Abstract:
Consumer behaviour towards different forms of utility varies over time. The
variation can be so large that the estimated relationship between the response
variable and its associated explanatory variables is seriously affected. In this
study, kernel smoothing based conditional quantile approach, a nonparametric
procedure is used to model volatile demand data. Nevertheless, quantile
regression procedures work well in non extreme parts of a given data but poorly
on extreme levels therefore we apply the threshold model of extreme value in
order to circumvent the lack of observation problem at the tail of the distribution.

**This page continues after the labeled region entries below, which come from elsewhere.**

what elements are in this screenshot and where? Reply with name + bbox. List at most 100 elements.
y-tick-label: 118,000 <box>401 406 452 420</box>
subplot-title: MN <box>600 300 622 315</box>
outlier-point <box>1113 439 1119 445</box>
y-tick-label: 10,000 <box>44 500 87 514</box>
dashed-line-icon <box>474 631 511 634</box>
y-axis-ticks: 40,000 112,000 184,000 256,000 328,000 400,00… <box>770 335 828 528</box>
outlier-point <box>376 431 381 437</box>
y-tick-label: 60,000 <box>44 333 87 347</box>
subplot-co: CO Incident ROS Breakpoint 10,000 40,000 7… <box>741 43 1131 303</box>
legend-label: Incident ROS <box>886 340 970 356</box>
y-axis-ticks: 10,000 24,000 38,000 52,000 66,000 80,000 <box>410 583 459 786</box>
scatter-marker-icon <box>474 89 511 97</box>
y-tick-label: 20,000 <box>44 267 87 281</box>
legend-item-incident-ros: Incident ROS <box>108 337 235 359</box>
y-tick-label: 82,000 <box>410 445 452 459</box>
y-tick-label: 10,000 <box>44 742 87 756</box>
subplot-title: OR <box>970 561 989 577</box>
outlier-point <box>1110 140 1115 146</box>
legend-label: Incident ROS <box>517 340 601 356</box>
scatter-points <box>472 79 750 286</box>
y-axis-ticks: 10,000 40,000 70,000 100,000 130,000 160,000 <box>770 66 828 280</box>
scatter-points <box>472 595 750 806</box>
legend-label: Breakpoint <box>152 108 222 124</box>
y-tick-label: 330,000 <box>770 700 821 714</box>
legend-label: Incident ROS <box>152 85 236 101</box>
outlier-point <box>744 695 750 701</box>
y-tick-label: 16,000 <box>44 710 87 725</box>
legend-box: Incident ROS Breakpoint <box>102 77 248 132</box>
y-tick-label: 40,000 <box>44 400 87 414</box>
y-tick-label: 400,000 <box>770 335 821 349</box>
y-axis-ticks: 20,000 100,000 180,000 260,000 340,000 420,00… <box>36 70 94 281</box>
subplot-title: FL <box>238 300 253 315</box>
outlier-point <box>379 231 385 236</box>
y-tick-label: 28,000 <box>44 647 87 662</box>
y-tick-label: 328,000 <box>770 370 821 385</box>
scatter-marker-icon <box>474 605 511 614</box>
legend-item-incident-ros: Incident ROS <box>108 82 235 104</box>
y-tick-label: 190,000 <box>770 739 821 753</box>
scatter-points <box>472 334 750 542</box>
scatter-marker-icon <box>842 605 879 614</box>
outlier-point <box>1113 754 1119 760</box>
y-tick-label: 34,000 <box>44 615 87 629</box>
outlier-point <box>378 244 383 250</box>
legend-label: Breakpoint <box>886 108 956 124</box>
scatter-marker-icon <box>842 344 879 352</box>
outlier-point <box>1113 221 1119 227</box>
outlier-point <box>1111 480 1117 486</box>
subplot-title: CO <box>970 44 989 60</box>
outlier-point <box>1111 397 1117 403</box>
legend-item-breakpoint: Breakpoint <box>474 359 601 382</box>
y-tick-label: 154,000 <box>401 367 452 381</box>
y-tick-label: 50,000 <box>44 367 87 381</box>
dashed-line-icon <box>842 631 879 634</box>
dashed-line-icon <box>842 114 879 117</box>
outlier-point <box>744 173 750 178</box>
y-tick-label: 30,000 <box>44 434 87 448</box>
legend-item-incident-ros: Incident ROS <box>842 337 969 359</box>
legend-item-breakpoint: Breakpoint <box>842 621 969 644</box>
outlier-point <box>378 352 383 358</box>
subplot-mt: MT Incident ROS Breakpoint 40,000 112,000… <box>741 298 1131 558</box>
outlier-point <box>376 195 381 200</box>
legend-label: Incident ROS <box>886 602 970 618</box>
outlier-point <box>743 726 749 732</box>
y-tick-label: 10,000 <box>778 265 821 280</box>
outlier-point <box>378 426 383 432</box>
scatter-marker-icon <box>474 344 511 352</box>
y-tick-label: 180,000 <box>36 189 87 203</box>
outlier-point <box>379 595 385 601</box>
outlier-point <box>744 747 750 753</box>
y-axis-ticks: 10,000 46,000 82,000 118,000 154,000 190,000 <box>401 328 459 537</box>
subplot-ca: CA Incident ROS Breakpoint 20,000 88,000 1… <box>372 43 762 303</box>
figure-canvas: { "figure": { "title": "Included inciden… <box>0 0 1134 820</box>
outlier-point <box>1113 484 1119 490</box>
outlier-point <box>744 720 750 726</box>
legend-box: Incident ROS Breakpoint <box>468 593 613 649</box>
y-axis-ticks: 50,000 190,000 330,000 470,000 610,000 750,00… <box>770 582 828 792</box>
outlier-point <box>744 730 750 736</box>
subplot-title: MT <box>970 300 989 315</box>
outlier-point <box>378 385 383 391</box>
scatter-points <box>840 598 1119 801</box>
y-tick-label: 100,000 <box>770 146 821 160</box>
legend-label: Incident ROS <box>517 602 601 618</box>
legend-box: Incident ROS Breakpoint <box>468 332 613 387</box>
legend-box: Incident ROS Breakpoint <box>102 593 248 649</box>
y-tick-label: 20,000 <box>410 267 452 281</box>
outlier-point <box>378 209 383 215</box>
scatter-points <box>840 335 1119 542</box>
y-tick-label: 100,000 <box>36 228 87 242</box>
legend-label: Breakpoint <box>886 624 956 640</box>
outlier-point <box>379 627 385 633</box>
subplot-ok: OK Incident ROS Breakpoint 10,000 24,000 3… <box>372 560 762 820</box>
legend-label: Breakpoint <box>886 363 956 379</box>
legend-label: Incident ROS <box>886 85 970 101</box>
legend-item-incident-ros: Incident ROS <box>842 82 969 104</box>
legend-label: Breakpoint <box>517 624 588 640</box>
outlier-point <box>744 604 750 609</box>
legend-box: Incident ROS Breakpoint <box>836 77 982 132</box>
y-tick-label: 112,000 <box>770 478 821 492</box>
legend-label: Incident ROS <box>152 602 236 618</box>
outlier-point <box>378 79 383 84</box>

It is shown that nonparametric estimation method has less bias relative to other
standard methods when the underlying distribution is not known. Various kernel
estimation methods and extreme value theory are discussed and the asymptotic
properties of the estimators given. The methods are applied to model extremes
in electricity demand and fuel price data. The underlying dynamics in the data
inform of volatility clustering is also estimated using a standard Generalised
Autoregressive Conditional Heteroscedastic (GARCH) model. A combination of
nonparametric approach and extreme value theory will be shown as a method
for estimation of value at risk. Value at risk is chosen in this work as it is
extensively used in practice. The results indicate that electricity demand
formation is influenced by time, behavioral variables and also by the forces of
the market mechanism. It is also found that fuel prices play a crucial role in
xviii
influencing electricity demand. From the extreme value methods it is found that
the goodness of fit depends on the estimated parameters that define the shape
and behavior of the fitted distribution function. This indicates that the extreme
value methods are case specific, which emphasizes the role of result validation.
From these methods, it is found that maximum possible information can be
extracted from the data and the threshold can be determined by calculation
instead of subjective judgment. It is also easy to implement these methods by a
complete program. With Generalized Pareto Distribution our estimates of value
at risk and the expected shortfall for negative rate of change of fuel prices
indicate that with probability 1% the daily rate of change of fuel prices could go
as low as -1.3818% and given this rate of change, the average rate of change
value will be 2.187%. Also with probability 5% the price daily rate of change
could drop to -0.624% and that when it does the average fall is 1.404%. These
results can be used to estimate risk measures in the energy related sectors as
well as providing insights to producers of energy and also as a reference for
actual or potential investors in the energy industry.